Mythen entkräften: Digitalisierung ist kein Bürokratiemonster
Köbler sieht in der Angst vor Überbürokratisierung ein Scheinargument: „Jeder Kioskbesitzer nutzt heute ein Smartphone, moderne Kassensysteme sind längst Standard. Wer wie die Koalition eine Kassenpflicht ab 2027 plant, muss sie auch konsequent umsetzen. Und wer jetzt nicht mitspielt, dem gehört die Konzession entzogen.“
Auch das Argument, eine digitale Zahlpflicht sei ein Geschenk an VISA oder Mastercard, halte der Realität nicht stand.

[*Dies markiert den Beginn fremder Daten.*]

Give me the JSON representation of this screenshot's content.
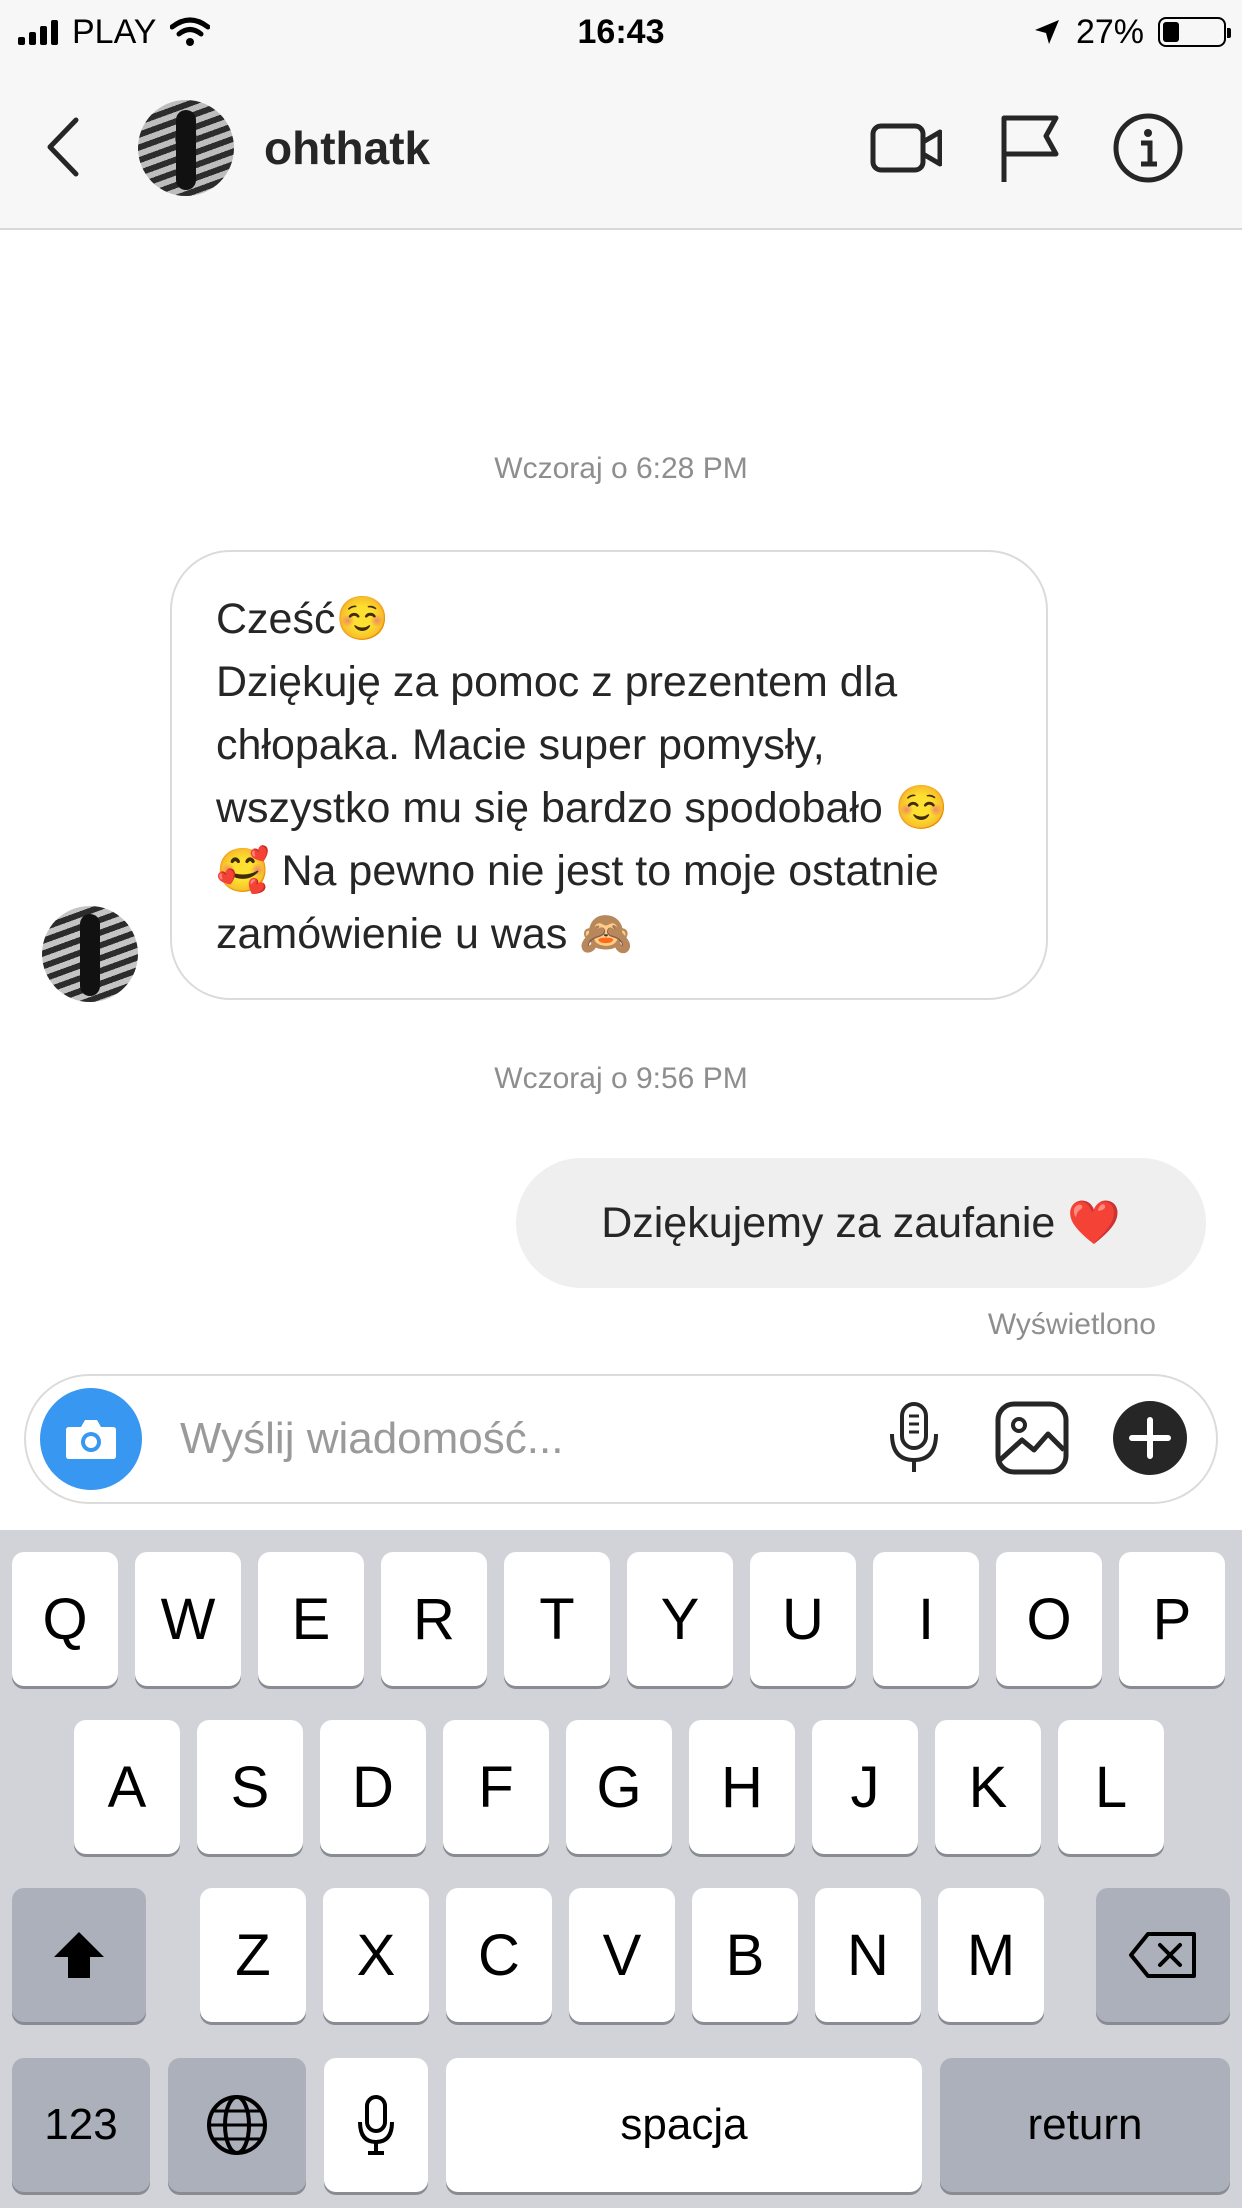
{
  "status_bar": {
    "carrier": "PLAY",
    "time": "16:43",
    "battery_percent": "27%",
    "battery_level": 0.27
  },
  "header": {
    "username": "ohthatk",
    "icons": [
      "back-chevron-icon",
      "video-call-icon",
      "flag-icon",
      "info-icon"
    ]
  },
  "chat": {
    "timestamp_1": "Wczoraj o 6:28 PM",
    "incoming_message": "Cześć☺️\nDziękuję za pomoc z prezentem dla chłopaka. Macie super pomysły, wszystko mu się bardzo spodobało ☺️ 🥰 Na pewno nie jest to moje ostatnie zamówienie u was 🙈",
    "timestamp_2": "Wczoraj o 9:56 PM",
    "outgoing_message": "Dziękujemy za zaufanie ❤️",
    "seen_label": "Wyświetlono"
  },
  "composer": {
    "placeholder": "Wyślij wiadomość...",
    "value": "",
    "icons": [
      "camera-icon",
      "microphone-icon",
      "gallery-icon",
      "plus-icon"
    ],
    "camera_color": "#3897f0"
  },
  "keyboard": {
    "row1": [
      "Q",
      "W",
      "E",
      "R",
      "T",
      "Y",
      "U",
      "I",
      "O",
      "P"
    ],
    "row2": [
      "A",
      "S",
      "D",
      "F",
      "G",
      "H",
      "J",
      "K",
      "L"
    ],
    "row3": [
      "Z",
      "X",
      "C",
      "V",
      "B",
      "N",
      "M"
    ],
    "numbers_label": "123",
    "space_label": "spacja",
    "return_label": "return",
    "icons": [
      "shift-icon",
      "backspace-icon",
      "globe-icon",
      "dictation-mic-icon"
    ]
  }
}
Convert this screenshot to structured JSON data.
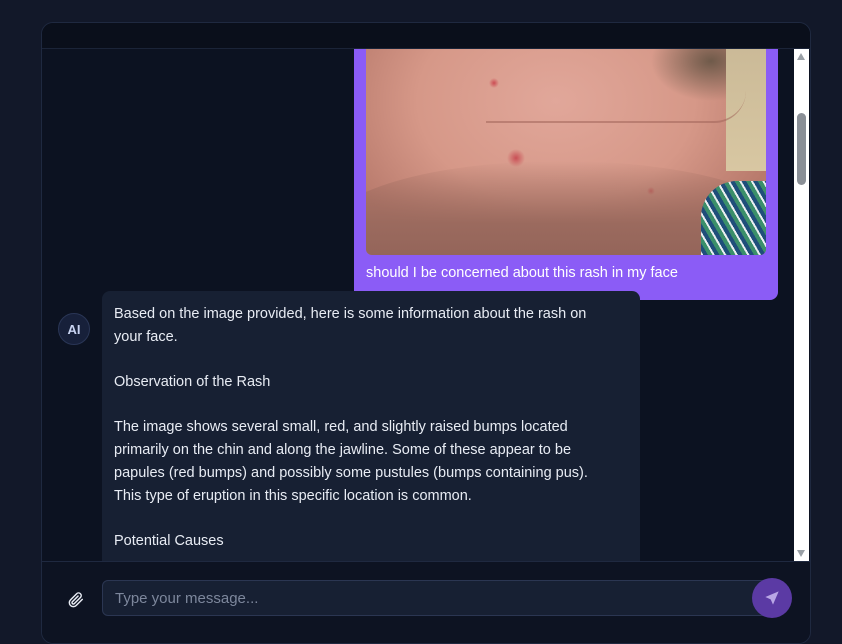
{
  "conversation": {
    "user_message": {
      "text": "should I be concerned about this rash in my face"
    },
    "ai_message": {
      "avatar_label": "AI",
      "paragraphs": [
        "Based on the image provided, here is some information about the rash on your face.",
        "Observation of the Rash",
        "The image shows several small, red, and slightly raised bumps located primarily on the chin and along the jawline. Some of these appear to be papules (red bumps) and possibly some pustules (bumps containing pus). This type of eruption in this specific location is common.",
        "Potential Causes"
      ]
    }
  },
  "composer": {
    "placeholder": "Type your message...",
    "value": ""
  },
  "icons": {
    "attach": "paperclip-icon",
    "send": "send-icon",
    "scroll_up": "chevron-up-icon",
    "scroll_down": "chevron-down-icon"
  },
  "colors": {
    "page_background": "#121829",
    "user_bubble": "#8b5cf6",
    "ai_bubble": "#172033",
    "send_button": "#5b3aa4"
  }
}
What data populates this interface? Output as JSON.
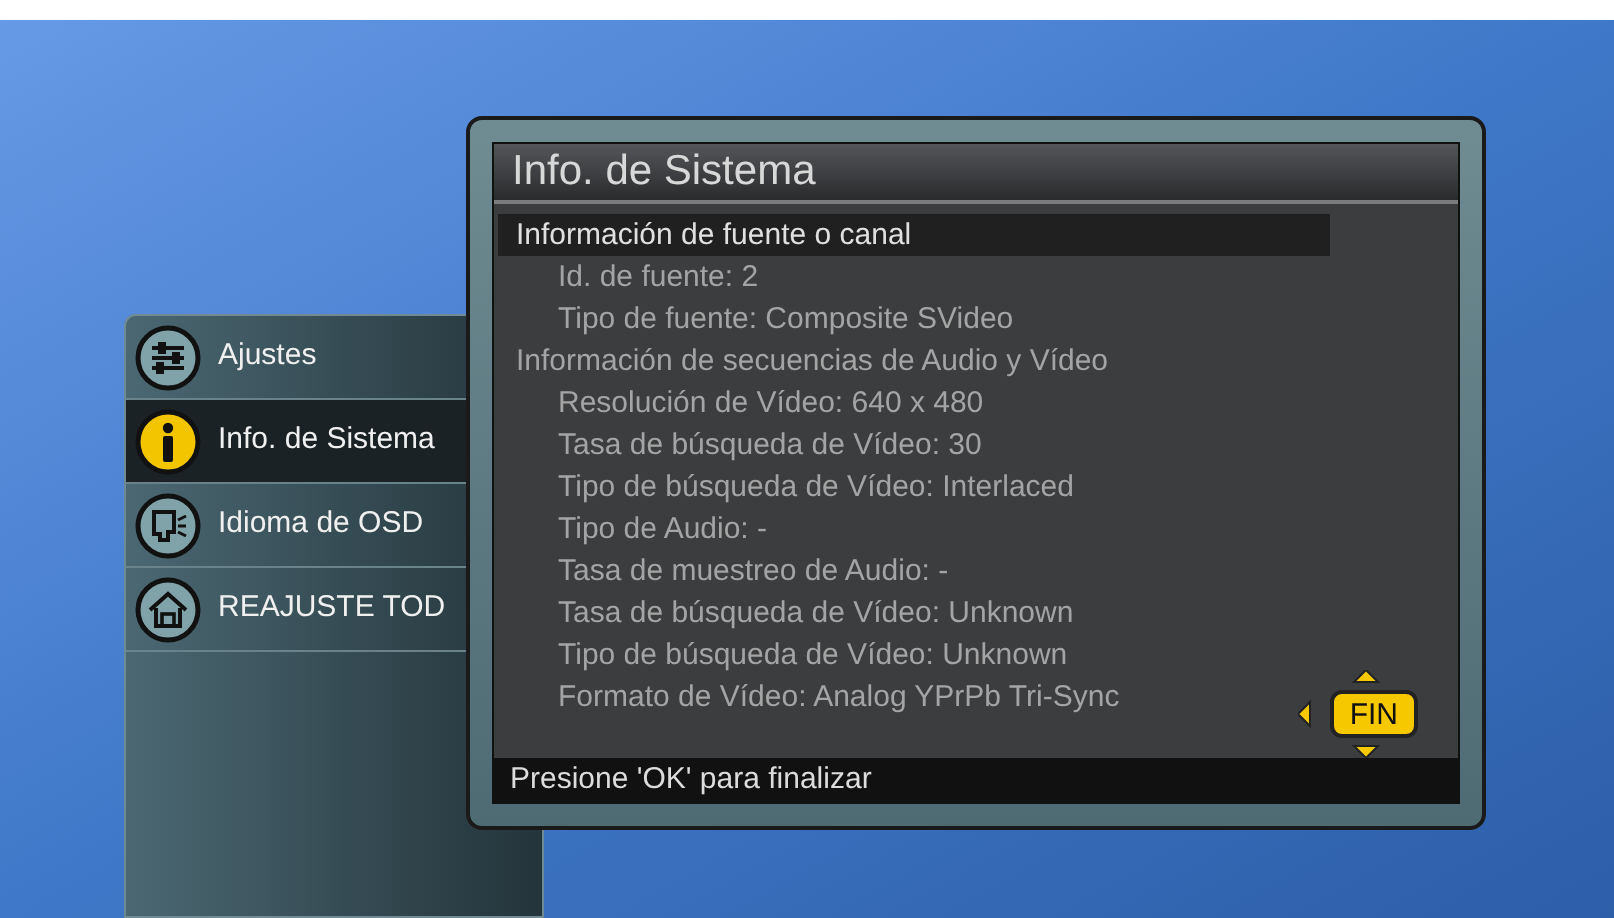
{
  "menu": {
    "items": [
      {
        "label": "Ajustes",
        "kind": "settings",
        "selected": false
      },
      {
        "label": "Info. de Sistema",
        "kind": "info",
        "selected": true
      },
      {
        "label": "Idioma de OSD",
        "kind": "language",
        "selected": false
      },
      {
        "label": "REAJUSTE TOD",
        "kind": "reset",
        "selected": false
      }
    ]
  },
  "dialog": {
    "title": "Info. de Sistema",
    "items": [
      {
        "label": "Información de fuente o canal",
        "selected": true,
        "children": [
          {
            "label": "Id. de fuente: 2",
            "selected": false
          },
          {
            "label": "Tipo de fuente: Composite SVideo",
            "selected": false
          }
        ]
      },
      {
        "label": "Información de secuencias de Audio y Vídeo",
        "selected": false,
        "children": [
          {
            "label": "Resolución de Vídeo: 640 x 480",
            "selected": false
          },
          {
            "label": "Tasa de búsqueda de Vídeo: 30",
            "selected": false
          },
          {
            "label": "Tipo de búsqueda de Vídeo: Interlaced",
            "selected": false
          },
          {
            "label": "Tipo de Audio: -",
            "selected": false
          },
          {
            "label": "Tasa de muestreo de Audio: -",
            "selected": false
          },
          {
            "label": "Tasa de búsqueda de Vídeo: Unknown",
            "selected": false
          },
          {
            "label": "Tipo de búsqueda de Vídeo: Unknown",
            "selected": false
          },
          {
            "label": "Formato de Vídeo: Analog YPrPb Tri-Sync",
            "selected": false
          }
        ]
      }
    ],
    "fin_button": "FIN",
    "footer": "Presione 'OK' para finalizar"
  }
}
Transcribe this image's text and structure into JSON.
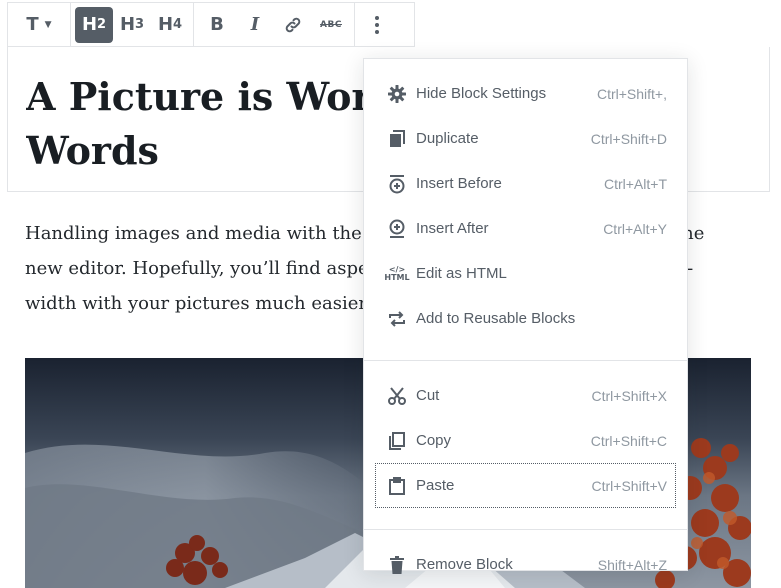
{
  "toolbar": {
    "block_type_label": "T",
    "heading_levels": [
      {
        "letter": "H",
        "level": "2",
        "active": true
      },
      {
        "letter": "H",
        "level": "3",
        "active": false
      },
      {
        "letter": "H",
        "level": "4",
        "active": false
      }
    ],
    "bold_label": "B",
    "italic_label": "I",
    "strikethrough_label": "ABC"
  },
  "heading": {
    "line1": "A Picture is Worth a Thousand",
    "line2": "Words"
  },
  "paragraph": {
    "line1": "Handling images and media with the utmost care is a primary focus of the",
    "line2": "new editor. Hopefully, you’ll find aspects of adding captions or going full-",
    "line3": "width with your pictures much easier and robust than before."
  },
  "menu": {
    "sections": [
      [
        {
          "icon": "gear-icon",
          "label": "Hide Block Settings",
          "shortcut": "Ctrl+Shift+,"
        },
        {
          "icon": "duplicate-icon",
          "label": "Duplicate",
          "shortcut": "Ctrl+Shift+D"
        },
        {
          "icon": "insert-before-icon",
          "label": "Insert Before",
          "shortcut": "Ctrl+Alt+T"
        },
        {
          "icon": "insert-after-icon",
          "label": "Insert After",
          "shortcut": "Ctrl+Alt+Y"
        },
        {
          "icon": "html-icon",
          "label": "Edit as HTML",
          "shortcut": ""
        },
        {
          "icon": "reusable-icon",
          "label": "Add to Reusable Blocks",
          "shortcut": ""
        }
      ],
      [
        {
          "icon": "scissors-icon",
          "label": "Cut",
          "shortcut": "Ctrl+Shift+X"
        },
        {
          "icon": "copy-icon",
          "label": "Copy",
          "shortcut": "Ctrl+Shift+C"
        },
        {
          "icon": "clipboard-icon",
          "label": "Paste",
          "shortcut": "Ctrl+Shift+V"
        }
      ],
      [
        {
          "icon": "trash-icon",
          "label": "Remove Block",
          "shortcut": "Shift+Alt+Z"
        }
      ]
    ]
  },
  "colors": {
    "icon_gray": "#555d66",
    "shortcut_gray": "#8f98a1",
    "border": "#e2e4e7"
  }
}
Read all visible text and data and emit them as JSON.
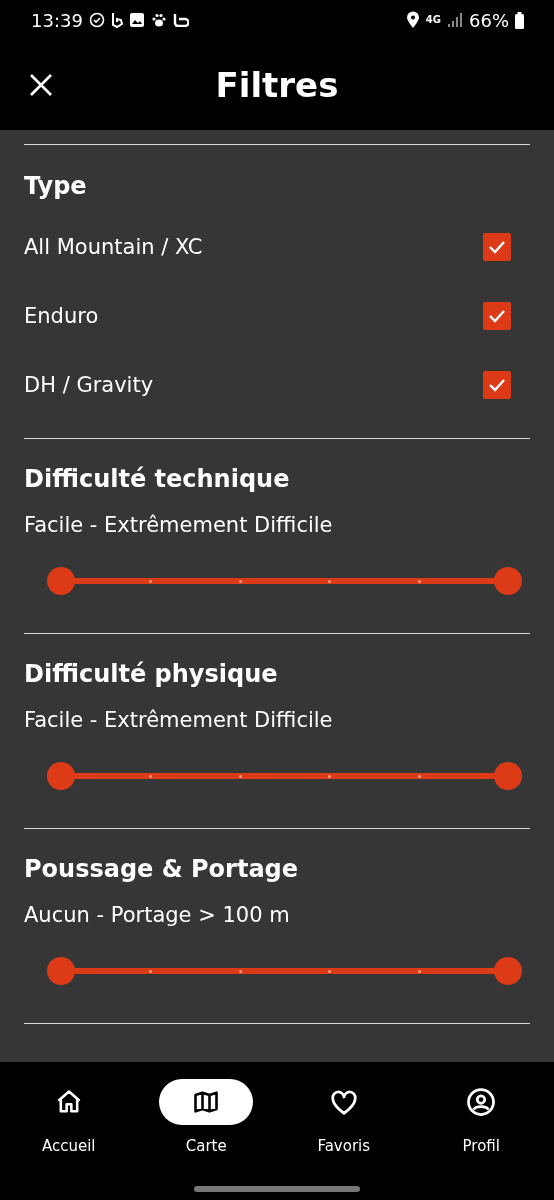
{
  "status_bar": {
    "time": "13:39",
    "network": "4G",
    "battery": "66%"
  },
  "header": {
    "title": "Filtres"
  },
  "type_section": {
    "title": "Type",
    "options": [
      {
        "label": "All Mountain / XC",
        "checked": true
      },
      {
        "label": "Enduro",
        "checked": true
      },
      {
        "label": "DH / Gravity",
        "checked": true
      }
    ]
  },
  "range_sections": [
    {
      "title": "Difficulté technique",
      "summary": "Facile - Extrêmement Difficile"
    },
    {
      "title": "Difficulté physique",
      "summary": "Facile - Extrêmement Difficile"
    },
    {
      "title": "Poussage & Portage",
      "summary": "Aucun - Portage > 100 m"
    }
  ],
  "bottom_nav": [
    {
      "label": "Accueil",
      "selected": false
    },
    {
      "label": "Carte",
      "selected": true
    },
    {
      "label": "Favoris",
      "selected": false
    },
    {
      "label": "Profil",
      "selected": false
    }
  ]
}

Im stationären Handel liegt deren gemeinsamer Marktanteil bei unter 13 %. Das wichtigste bargeldlose Zahlungsmittel bleibt die Girocard der deutschen Banken und Sparkassen – mit 7,9 Milliarden Transaktionen und 307 Milliarden Euro Umsatz im Jahr 2024, zu niedrigen Kosten von etwa 0,25 % des Zahlbetrags. „Wer digitale Zahlungen fordert, stärkt also vor allem ein bewährtes, günstiges und nationales System – und nicht die Interessen internationaler Kreditkartenanbieter“, so Köbler.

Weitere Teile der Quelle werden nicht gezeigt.